Fed policymakers last week flagged that they will push on with the rate hikes
until they see strong and long-lasting evidence that inflation is on track back
down to the U.S. central bank's 2% goal.
Inflation set to ease, but by how much?: https://tmsnrt.rs/3bLcJWj
An extremely tight labor market also is driving up wages that in turn contribute
to higher prices for services. Most inflation pressures until recently had been
concentrated in goods, and Fed policymakers are fearful that accelerating
service-sector inflation will be more difficult to unravel.

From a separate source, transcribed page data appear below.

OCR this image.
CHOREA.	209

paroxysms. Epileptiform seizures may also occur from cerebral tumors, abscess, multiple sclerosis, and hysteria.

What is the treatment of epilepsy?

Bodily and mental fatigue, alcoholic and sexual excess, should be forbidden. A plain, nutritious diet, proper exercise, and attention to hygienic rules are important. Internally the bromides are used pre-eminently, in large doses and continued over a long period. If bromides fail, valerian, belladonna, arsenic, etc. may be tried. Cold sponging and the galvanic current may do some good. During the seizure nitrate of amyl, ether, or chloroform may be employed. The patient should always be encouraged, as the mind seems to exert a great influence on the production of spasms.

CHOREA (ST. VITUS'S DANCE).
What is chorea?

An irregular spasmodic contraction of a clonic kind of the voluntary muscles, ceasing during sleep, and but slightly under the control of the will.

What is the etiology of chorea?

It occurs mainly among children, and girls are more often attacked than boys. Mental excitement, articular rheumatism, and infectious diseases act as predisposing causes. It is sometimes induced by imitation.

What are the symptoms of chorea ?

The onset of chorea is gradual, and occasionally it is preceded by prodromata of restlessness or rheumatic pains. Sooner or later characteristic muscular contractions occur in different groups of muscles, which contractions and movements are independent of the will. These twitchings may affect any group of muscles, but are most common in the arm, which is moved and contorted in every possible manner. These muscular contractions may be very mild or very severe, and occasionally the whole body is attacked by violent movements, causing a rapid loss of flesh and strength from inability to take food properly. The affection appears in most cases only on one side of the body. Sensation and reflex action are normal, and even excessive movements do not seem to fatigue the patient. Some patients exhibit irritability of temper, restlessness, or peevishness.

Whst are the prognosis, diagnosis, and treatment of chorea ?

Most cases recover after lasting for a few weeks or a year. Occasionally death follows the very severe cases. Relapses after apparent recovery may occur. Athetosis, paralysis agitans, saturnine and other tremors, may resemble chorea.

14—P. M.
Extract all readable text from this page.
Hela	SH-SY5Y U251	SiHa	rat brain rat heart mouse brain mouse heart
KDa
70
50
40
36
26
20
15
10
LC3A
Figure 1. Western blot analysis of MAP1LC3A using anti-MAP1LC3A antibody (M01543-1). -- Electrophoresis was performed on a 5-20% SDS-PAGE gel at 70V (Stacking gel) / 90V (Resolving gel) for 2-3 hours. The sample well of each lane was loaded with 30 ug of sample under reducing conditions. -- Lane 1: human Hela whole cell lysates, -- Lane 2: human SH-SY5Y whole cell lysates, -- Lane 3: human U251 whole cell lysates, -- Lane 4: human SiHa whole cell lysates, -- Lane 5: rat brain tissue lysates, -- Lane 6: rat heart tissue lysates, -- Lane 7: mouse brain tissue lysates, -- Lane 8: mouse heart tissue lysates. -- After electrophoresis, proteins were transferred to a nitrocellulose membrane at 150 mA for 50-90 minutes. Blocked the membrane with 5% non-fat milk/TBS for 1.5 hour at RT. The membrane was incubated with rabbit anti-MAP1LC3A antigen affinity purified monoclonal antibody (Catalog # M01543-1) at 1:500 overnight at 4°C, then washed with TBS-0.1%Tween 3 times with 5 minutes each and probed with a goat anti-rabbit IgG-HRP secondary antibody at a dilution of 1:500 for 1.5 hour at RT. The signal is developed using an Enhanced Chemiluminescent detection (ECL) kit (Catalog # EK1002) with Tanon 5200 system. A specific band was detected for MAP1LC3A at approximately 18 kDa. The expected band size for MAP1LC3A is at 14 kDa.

There may be little relief on that front in light of the stronger-than-expected
job growth and wage gains in July. The economy created 528,000 jobs last month
and the unemployment rate fell back to its pre-pandemic low, the government
reported on Friday.
Labor market tightness is also underscored by the fact that, although U.S. job
openings fell to a nine-month low in June, there were still almost two jobs for
every unemployed person.
The strength of the job market will make it harder for the Fed to bring the
economy into balance soon.
Financial markets currently expect the central bank to raise its benchmark
overnight interest rate, last set in a target range of 2.25% to 2.50%, by
another three-quarters of a percentage point next month.
The Fed has hiked its policy rate by 225 basis points since March despite fears
that the sharp rise in borrowing costs could tip the economy into recession.